"Japoński kochanek" to jedna z tych książek, w których czuć nowoczesność, ale znajdujemy w nich też dawne czasy, powrót do dawnych lat, atmosferę i całą tą charakteryzację, połączoną z historią. Ja takie książki uwielbiam, zwłaszcza za to, że najczęściej prowadzone są w nich dwie akcje, jedna obecnie, a druga w formie wspomnień. Tak też było tutaj.
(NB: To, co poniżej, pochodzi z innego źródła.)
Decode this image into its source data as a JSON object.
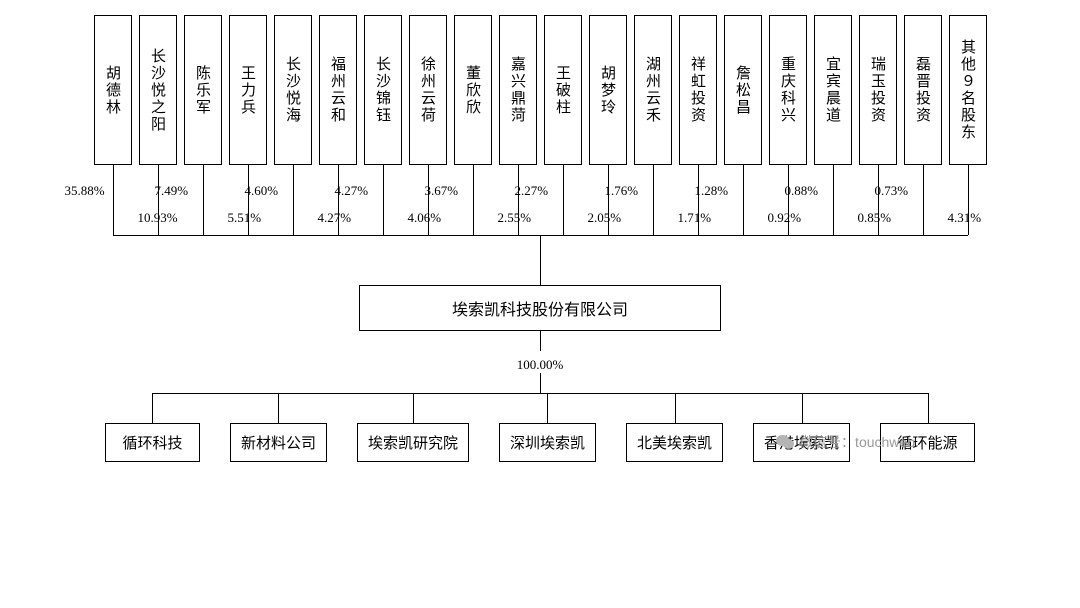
{
  "background_color": "#ffffff",
  "border_color": "#000000",
  "text_color": "#000000",
  "font_family": "SimSun",
  "font_size_box": 15,
  "font_size_pct": 13,
  "font_size_mid": 16,
  "shareholders": [
    {
      "name": "胡德林",
      "pct": "35.88%",
      "row": "top"
    },
    {
      "name": "长沙悦之阳",
      "pct": "10.93%",
      "row": "bot"
    },
    {
      "name": "陈乐军",
      "pct": "7.49%",
      "row": "top"
    },
    {
      "name": "王力兵",
      "pct": "5.51%",
      "row": "bot"
    },
    {
      "name": "长沙悦海",
      "pct": "4.60%",
      "row": "top"
    },
    {
      "name": "福州云和",
      "pct": "4.27%",
      "row": "bot"
    },
    {
      "name": "长沙锦钰",
      "pct": "4.27%",
      "row": "top"
    },
    {
      "name": "徐州云荷",
      "pct": "4.06%",
      "row": "bot"
    },
    {
      "name": "董欣欣",
      "pct": "3.67%",
      "row": "top"
    },
    {
      "name": "嘉兴鼎菏",
      "pct": "2.55%",
      "row": "bot"
    },
    {
      "name": "王破柱",
      "pct": "2.27%",
      "row": "top"
    },
    {
      "name": "胡梦玲",
      "pct": "2.05%",
      "row": "bot"
    },
    {
      "name": "湖州云禾",
      "pct": "1.76%",
      "row": "top"
    },
    {
      "name": "祥虹投资",
      "pct": "1.71%",
      "row": "bot"
    },
    {
      "name": "詹松昌",
      "pct": "1.28%",
      "row": "top"
    },
    {
      "name": "重庆科兴",
      "pct": "0.92%",
      "row": "bot"
    },
    {
      "name": "宜宾晨道",
      "pct": "0.88%",
      "row": "top"
    },
    {
      "name": "瑞玉投资",
      "pct": "0.85%",
      "row": "bot"
    },
    {
      "name": "磊晋投资",
      "pct": "0.73%",
      "row": "top"
    },
    {
      "name": "其他９名股东",
      "pct": "4.31%",
      "row": "bot"
    }
  ],
  "company": "埃索凯科技股份有限公司",
  "ownership_pct": "100.00%",
  "subsidiaries": [
    "循环科技",
    "新材料公司",
    "埃索凯研究院",
    "深圳埃索凯",
    "北美埃索凯",
    "香港埃索凯",
    "循环能源"
  ],
  "watermark": {
    "icon": "wechat-icon",
    "text": "微信号：touchweb",
    "color": "#999999"
  },
  "layout": {
    "top_box_width": 38,
    "top_box_height": 150,
    "top_gap": 7,
    "mid_gap": 20
  }
}
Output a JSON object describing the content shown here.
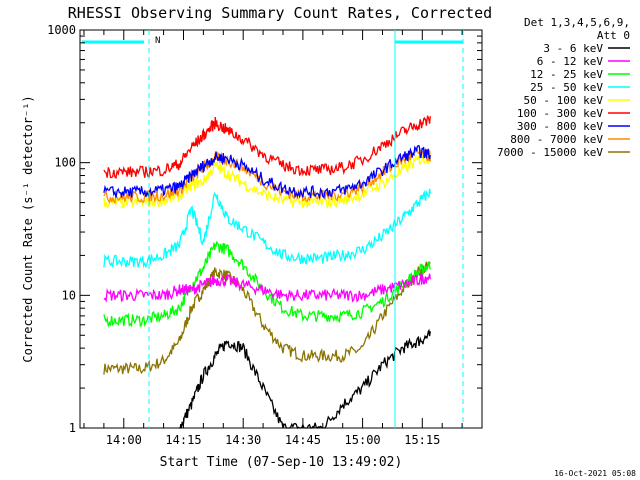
{
  "title": "RHESSI Observing Summary Count Rates, Corrected",
  "footer_date": "16-Oct-2021 05:08",
  "chart_data": {
    "type": "line",
    "title": "RHESSI Observing Summary Count Rates, Corrected",
    "xlabel": "Start Time (07-Sep-10 13:49:02)",
    "ylabel": "Corrected Count Rate (s⁻¹ detector⁻¹)",
    "y_scale": "log",
    "ylim": [
      1,
      1000
    ],
    "xlim": [
      "13:49",
      "15:30"
    ],
    "y_ticks": [
      "1",
      "10",
      "100",
      "1000"
    ],
    "x_ticks": [
      "14:00",
      "14:15",
      "14:30",
      "14:45",
      "15:00",
      "15:15"
    ],
    "legend_title": [
      "Det 1,3,4,5,6,9,",
      "Att 0"
    ],
    "legend_placement": "right",
    "annotation": "N",
    "grid": false,
    "x": [
      "13:55",
      "14:00",
      "14:05",
      "14:10",
      "14:14",
      "14:17",
      "14:20",
      "14:23",
      "14:26",
      "14:30",
      "14:35",
      "14:40",
      "14:45",
      "14:50",
      "14:55",
      "15:00",
      "15:05",
      "15:10",
      "15:14",
      "15:17"
    ],
    "series": [
      {
        "name": "3 - 6 keV",
        "color": "#000000",
        "values": [
          null,
          null,
          null,
          null,
          1.0,
          1.5,
          2.5,
          3.5,
          4.5,
          4.0,
          2.0,
          1.0,
          1.0,
          1.0,
          1.5,
          2.0,
          3.0,
          4.0,
          4.5,
          5.0
        ]
      },
      {
        "name": "6 - 12 keV",
        "color": "#ff00ff",
        "values": [
          10,
          10,
          10,
          10,
          11,
          11,
          12,
          13,
          13,
          12,
          11,
          10,
          10,
          10,
          10,
          10,
          11,
          12,
          13,
          14
        ]
      },
      {
        "name": "12 - 25 keV",
        "color": "#00ff00",
        "values": [
          6.5,
          6.5,
          6.5,
          7,
          8,
          12,
          16,
          24,
          22,
          17,
          11,
          8,
          7,
          7,
          7,
          7.5,
          9,
          12,
          15,
          17
        ]
      },
      {
        "name": "25 - 50 keV",
        "color": "#00ffff",
        "values": [
          18,
          18,
          18,
          20,
          24,
          45,
          25,
          60,
          38,
          32,
          25,
          20,
          19,
          19,
          20,
          22,
          28,
          38,
          50,
          60
        ]
      },
      {
        "name": "50 - 100 keV",
        "color": "#ffff00",
        "values": [
          50,
          50,
          50,
          52,
          56,
          68,
          72,
          95,
          82,
          70,
          58,
          52,
          50,
          50,
          52,
          58,
          70,
          88,
          105,
          110
        ]
      },
      {
        "name": "100 - 300 keV",
        "color": "#ff0000",
        "values": [
          85,
          85,
          85,
          88,
          98,
          130,
          160,
          200,
          175,
          150,
          115,
          95,
          88,
          88,
          92,
          105,
          135,
          170,
          195,
          210
        ]
      },
      {
        "name": "300 - 800 keV",
        "color": "#0000ff",
        "values": [
          60,
          60,
          60,
          62,
          66,
          80,
          95,
          110,
          108,
          95,
          75,
          64,
          60,
          60,
          62,
          70,
          88,
          110,
          122,
          115
        ]
      },
      {
        "name": "800 - 7000 keV",
        "color": "#ff8c00",
        "values": [
          55,
          55,
          55,
          57,
          62,
          76,
          92,
          108,
          105,
          92,
          72,
          60,
          56,
          56,
          58,
          66,
          84,
          105,
          118,
          112
        ]
      },
      {
        "name": "7000 - 15000 keV",
        "color": "#8b7500",
        "values": [
          2.8,
          2.8,
          2.8,
          3.2,
          4.5,
          8,
          11,
          15,
          14,
          11,
          6,
          4,
          3.5,
          3.5,
          3.5,
          4,
          7,
          11,
          15,
          17
        ]
      }
    ]
  }
}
Irina Bazili pochodzi z Mołdawii, jest imigrantką i opiekunką w Lark House, domu spokojnej starości na przedmieściach Berkley. Jest lubiana i porządna, zawsze nienagannie wywiązuje się z obowiązków. Dom ten pełen jest ekscentrycznych staruszków, pełnych wigoru i optymizmu, kiedy pewnego dnia wprowadza się do niego pewna znana malarka, Alma Belasco, między kobietami rozkwita przyjaźń i nić porozumienia. Starsza pani prosi opiekunkę o pomoc w porządkowaniu rodzinnych dokumentów, zdjęć i listów swojego rodu, a do pomocy zapewnia jej swego wnuka, Setha. Wraz z nim Irina odkrywa sekret malarki, a zarazem fascynującą historię sprzed lat, która trwa do dziś.
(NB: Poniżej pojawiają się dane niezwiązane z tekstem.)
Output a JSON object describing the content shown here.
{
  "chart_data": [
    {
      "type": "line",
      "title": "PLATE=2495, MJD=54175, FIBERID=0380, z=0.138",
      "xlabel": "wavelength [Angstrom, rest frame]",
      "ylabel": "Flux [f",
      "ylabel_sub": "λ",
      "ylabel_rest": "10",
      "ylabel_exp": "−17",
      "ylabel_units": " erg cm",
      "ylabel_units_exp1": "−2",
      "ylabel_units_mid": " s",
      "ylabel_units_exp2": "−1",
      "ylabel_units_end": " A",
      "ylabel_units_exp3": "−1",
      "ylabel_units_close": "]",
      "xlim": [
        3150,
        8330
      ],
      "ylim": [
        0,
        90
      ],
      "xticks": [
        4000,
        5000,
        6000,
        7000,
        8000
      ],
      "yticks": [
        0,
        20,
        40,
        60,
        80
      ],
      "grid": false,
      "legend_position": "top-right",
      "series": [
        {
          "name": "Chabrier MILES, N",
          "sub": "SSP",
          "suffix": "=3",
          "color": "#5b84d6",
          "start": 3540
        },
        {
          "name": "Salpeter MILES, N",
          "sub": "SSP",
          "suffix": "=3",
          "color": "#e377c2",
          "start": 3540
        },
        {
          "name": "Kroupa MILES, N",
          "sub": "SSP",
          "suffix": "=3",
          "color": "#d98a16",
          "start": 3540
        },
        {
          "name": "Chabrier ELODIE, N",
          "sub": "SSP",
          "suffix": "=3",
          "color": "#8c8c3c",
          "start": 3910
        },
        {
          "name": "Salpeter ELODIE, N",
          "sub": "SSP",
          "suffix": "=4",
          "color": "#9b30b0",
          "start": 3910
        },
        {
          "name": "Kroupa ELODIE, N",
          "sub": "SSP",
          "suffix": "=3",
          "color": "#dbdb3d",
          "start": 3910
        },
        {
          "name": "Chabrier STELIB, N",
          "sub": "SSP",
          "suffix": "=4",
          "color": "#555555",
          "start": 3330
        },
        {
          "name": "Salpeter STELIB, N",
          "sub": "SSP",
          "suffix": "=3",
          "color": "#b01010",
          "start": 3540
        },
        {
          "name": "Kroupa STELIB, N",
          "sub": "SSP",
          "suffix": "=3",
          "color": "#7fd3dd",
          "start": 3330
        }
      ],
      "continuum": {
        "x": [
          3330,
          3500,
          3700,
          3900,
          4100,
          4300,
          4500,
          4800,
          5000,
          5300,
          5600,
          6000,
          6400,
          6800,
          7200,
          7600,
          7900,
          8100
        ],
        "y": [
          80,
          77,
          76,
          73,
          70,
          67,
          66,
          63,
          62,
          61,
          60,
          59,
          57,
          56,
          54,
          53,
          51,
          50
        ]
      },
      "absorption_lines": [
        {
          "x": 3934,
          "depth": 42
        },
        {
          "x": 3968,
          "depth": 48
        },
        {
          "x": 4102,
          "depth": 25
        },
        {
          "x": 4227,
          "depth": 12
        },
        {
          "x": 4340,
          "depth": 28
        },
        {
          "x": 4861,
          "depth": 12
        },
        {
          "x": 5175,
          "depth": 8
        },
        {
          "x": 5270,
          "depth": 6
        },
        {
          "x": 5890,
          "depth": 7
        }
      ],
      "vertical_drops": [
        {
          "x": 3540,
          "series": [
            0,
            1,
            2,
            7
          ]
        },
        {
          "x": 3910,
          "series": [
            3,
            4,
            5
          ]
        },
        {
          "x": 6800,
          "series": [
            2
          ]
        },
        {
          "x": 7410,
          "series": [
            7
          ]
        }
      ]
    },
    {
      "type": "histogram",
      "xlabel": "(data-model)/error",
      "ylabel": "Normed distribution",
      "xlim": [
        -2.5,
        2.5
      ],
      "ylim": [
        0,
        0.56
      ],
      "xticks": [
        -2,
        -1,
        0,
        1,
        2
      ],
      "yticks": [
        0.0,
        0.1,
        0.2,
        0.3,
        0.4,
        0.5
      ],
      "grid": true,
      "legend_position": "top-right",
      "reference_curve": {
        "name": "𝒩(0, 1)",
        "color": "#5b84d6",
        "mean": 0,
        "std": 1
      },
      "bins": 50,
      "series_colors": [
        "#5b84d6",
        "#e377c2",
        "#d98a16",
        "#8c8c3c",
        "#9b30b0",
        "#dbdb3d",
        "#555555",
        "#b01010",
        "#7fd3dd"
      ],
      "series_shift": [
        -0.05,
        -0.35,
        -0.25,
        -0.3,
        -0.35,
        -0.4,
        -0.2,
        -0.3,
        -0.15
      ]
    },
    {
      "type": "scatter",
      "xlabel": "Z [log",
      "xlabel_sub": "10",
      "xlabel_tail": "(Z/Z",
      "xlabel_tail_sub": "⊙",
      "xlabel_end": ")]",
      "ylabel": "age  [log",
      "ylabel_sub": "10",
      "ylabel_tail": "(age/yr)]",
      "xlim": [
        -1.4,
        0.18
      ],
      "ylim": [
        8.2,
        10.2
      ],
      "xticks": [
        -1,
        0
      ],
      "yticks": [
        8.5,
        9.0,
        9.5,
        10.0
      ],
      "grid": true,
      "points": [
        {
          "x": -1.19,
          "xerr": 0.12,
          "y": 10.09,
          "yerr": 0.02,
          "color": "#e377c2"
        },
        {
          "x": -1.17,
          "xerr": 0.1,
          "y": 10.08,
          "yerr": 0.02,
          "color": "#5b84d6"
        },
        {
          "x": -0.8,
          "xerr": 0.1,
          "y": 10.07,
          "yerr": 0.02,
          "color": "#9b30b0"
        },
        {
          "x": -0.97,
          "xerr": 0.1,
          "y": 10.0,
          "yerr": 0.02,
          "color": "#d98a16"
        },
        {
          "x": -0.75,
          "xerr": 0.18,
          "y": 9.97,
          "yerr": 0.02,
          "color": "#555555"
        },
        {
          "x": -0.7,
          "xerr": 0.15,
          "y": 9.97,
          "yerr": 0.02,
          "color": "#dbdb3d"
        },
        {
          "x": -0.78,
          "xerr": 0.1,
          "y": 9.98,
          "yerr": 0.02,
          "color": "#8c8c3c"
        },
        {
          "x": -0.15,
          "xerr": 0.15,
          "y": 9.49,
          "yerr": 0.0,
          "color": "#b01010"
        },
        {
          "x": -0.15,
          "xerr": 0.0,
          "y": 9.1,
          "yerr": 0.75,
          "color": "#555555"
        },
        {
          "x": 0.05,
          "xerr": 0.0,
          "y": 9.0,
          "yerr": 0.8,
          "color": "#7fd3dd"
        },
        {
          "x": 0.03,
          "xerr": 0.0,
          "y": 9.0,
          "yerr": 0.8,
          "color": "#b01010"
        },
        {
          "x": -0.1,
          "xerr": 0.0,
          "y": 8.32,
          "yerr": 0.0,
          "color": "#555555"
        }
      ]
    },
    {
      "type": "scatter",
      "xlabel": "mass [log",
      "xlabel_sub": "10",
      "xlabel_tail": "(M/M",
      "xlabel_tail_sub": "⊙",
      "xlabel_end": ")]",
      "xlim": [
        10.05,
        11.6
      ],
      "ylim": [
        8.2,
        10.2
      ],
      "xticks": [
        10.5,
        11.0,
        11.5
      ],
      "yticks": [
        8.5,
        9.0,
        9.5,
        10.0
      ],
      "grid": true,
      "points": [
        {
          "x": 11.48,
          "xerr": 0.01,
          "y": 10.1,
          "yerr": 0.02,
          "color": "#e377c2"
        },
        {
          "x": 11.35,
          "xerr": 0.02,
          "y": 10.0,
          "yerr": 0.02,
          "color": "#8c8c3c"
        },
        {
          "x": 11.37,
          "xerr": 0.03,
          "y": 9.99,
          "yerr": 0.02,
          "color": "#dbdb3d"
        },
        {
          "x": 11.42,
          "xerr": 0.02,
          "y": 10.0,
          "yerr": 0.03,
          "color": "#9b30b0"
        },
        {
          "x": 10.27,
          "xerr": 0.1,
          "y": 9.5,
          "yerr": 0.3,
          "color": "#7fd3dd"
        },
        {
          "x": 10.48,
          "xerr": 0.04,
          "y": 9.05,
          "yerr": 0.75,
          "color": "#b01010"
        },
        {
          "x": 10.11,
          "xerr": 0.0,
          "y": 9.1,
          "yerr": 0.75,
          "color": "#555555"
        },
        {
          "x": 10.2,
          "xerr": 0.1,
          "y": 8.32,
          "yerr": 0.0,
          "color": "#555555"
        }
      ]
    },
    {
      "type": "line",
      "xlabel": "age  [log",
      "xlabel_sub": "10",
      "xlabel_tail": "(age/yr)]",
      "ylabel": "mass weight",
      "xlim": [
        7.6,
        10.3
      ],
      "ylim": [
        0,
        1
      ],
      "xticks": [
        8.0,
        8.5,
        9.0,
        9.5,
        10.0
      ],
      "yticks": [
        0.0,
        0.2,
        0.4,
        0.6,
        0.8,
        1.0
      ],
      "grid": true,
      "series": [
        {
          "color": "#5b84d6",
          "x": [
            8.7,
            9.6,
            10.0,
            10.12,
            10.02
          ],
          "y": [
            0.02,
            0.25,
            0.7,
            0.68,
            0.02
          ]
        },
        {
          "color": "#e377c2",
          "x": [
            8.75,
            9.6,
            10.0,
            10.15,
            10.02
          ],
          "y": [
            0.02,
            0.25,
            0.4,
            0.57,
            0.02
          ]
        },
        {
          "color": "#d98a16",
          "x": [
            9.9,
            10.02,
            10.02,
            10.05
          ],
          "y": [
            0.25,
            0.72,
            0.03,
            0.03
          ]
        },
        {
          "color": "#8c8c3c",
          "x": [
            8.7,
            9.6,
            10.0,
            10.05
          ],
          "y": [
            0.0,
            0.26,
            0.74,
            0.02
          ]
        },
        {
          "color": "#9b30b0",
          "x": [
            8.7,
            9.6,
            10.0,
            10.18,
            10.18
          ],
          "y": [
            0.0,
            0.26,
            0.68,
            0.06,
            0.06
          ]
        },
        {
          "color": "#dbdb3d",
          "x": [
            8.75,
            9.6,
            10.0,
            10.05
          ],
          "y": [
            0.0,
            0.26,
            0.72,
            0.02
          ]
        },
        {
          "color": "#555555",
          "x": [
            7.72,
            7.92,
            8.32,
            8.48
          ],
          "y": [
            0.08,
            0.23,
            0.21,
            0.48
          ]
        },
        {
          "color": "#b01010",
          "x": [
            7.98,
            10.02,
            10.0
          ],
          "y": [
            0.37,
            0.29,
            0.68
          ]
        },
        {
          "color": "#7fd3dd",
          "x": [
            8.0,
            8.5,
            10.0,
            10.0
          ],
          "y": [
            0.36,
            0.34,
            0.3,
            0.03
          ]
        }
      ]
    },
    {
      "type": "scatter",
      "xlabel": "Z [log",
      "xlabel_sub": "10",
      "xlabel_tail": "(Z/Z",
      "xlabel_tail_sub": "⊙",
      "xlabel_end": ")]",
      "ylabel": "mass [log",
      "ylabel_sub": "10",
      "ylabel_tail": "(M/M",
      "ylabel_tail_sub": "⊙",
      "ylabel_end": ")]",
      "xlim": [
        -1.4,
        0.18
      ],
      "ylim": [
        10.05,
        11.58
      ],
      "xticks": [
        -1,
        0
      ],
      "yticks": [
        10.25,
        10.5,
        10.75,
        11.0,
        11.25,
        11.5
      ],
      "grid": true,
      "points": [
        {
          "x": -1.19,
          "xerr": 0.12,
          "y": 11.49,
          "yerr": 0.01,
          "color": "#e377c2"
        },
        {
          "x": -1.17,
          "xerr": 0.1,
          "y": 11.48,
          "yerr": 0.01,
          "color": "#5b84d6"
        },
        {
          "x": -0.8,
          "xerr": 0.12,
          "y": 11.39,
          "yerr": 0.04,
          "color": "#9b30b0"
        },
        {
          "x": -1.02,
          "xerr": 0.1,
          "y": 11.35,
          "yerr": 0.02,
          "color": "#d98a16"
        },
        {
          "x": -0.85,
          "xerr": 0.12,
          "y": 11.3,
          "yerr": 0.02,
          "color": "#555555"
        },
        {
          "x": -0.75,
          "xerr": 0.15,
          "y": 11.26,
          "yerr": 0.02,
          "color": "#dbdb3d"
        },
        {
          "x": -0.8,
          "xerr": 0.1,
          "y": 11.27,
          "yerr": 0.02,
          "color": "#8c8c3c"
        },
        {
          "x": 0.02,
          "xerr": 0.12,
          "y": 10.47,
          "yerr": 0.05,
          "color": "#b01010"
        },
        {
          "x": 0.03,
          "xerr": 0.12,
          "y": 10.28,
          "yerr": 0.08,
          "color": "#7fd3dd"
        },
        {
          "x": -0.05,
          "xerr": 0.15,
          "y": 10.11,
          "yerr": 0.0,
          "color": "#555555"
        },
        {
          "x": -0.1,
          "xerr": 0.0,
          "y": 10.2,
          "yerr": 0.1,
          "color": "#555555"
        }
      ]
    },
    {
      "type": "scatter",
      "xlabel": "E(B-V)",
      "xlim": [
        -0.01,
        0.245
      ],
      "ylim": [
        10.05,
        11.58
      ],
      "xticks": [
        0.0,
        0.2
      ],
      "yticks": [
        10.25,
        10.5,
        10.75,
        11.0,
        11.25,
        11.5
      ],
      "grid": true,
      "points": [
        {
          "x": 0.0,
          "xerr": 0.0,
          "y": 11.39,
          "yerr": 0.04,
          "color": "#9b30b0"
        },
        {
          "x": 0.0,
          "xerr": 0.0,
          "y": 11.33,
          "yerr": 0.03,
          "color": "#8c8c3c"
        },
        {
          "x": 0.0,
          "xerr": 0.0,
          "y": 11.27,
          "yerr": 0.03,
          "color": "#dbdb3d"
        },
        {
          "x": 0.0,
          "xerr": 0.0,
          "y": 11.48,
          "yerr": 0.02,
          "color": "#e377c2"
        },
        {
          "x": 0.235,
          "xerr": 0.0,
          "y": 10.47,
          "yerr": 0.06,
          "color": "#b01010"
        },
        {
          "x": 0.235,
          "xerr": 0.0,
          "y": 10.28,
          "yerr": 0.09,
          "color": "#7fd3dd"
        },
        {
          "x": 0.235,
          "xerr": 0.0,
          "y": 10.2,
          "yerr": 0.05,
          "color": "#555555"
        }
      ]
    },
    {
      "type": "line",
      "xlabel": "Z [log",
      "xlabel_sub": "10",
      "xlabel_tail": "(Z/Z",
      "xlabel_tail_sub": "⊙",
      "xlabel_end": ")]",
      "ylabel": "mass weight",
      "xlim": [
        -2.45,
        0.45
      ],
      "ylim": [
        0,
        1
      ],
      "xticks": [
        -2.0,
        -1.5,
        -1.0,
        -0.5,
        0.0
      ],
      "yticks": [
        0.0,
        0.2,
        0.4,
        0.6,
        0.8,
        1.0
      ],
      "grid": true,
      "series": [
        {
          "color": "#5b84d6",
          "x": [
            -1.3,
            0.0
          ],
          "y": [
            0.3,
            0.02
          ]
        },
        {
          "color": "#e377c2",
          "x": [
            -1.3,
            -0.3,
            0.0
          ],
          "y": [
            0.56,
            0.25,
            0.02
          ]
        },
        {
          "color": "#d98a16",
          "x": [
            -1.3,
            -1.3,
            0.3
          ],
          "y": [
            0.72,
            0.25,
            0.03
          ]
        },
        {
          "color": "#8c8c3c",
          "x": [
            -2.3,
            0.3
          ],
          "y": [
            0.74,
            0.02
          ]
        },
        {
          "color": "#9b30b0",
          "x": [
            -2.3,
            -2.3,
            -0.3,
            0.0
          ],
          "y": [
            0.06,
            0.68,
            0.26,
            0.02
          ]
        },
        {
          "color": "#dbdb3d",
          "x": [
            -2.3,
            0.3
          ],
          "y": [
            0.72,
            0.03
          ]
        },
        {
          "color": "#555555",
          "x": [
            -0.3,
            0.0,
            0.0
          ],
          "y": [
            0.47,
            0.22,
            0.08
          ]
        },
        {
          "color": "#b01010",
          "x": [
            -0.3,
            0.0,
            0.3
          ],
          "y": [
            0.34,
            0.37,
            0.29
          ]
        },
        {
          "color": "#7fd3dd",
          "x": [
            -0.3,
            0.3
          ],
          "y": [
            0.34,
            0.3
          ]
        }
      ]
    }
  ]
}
Zdecydowanie bardziej spodobała mi się historia Almy i jej tajemniczego ukochanego, która rozpoczęła się dawniej i trwa do dziś. Oczywiście Irina i Seth to także ciekawa część książki, ale to włąśnie starsza pani ma w sobie to coś, co mnie urzekło i co sprawiło, że polubiłam ją najbardziej ze wszystkich postaci. Wydaje mi się, że to ona była bardziej główną bohaterką niż Irina, nie tylko ze względu na to, że jej historia była ciekawsza jak już wspomniałam, ale też i dlatego, że jako osoba była dużo bardziej złożona, jej charakter bardziej szczegółówo nakreślony, w jej życiorysie więcej było detali. Gdybym miała opisać te dwie kobiety, dużo łatwiej byłoby mi opowiedzieć właśnie o Almie.
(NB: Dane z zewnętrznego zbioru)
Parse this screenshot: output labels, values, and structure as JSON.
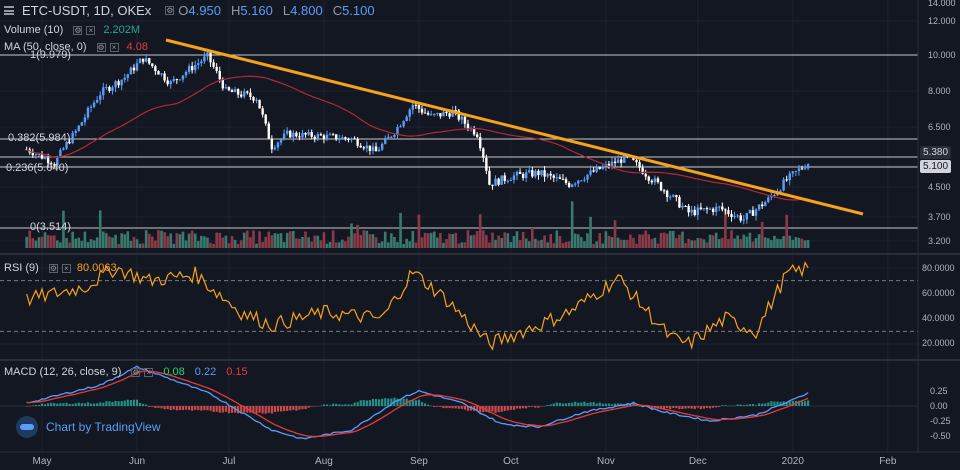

Książka bardzo mi się podobała, ale czytając nie mogłam oprzeć się wrażeniu, że cała historia nie została do końca wykorzystana. Jest to jednak mały minus w porównaniu z ogólnym wrażeniem jaki wywołuje ta powieść. Ciekawostką jest sama jej autorka. To Isabel Allende, bratanica prezydenta Salvadora Allende. Urodzona w Chile jest wręcz gwiazdą wśród pisarek iberoamerykańskich. Wszystkie jej książki osiągają wielomilionowe nakłady, a najbardziej kojarzy się jej nazwisko z "Domem duchów", "Miastem bestii" i "Córką fortuny". Dla mnie to było pierwsze spotkanie z jej twórczością i na pewno wyróżnia ją styl. Pisze bardzo przystępnym, potocznym językiem, ale ma on w sobie jakąś elegancję i coś, czego nie potrafię wyrazić, ale myślę, że to będzie jedna z rzeczy, które oczarują was w tej książce.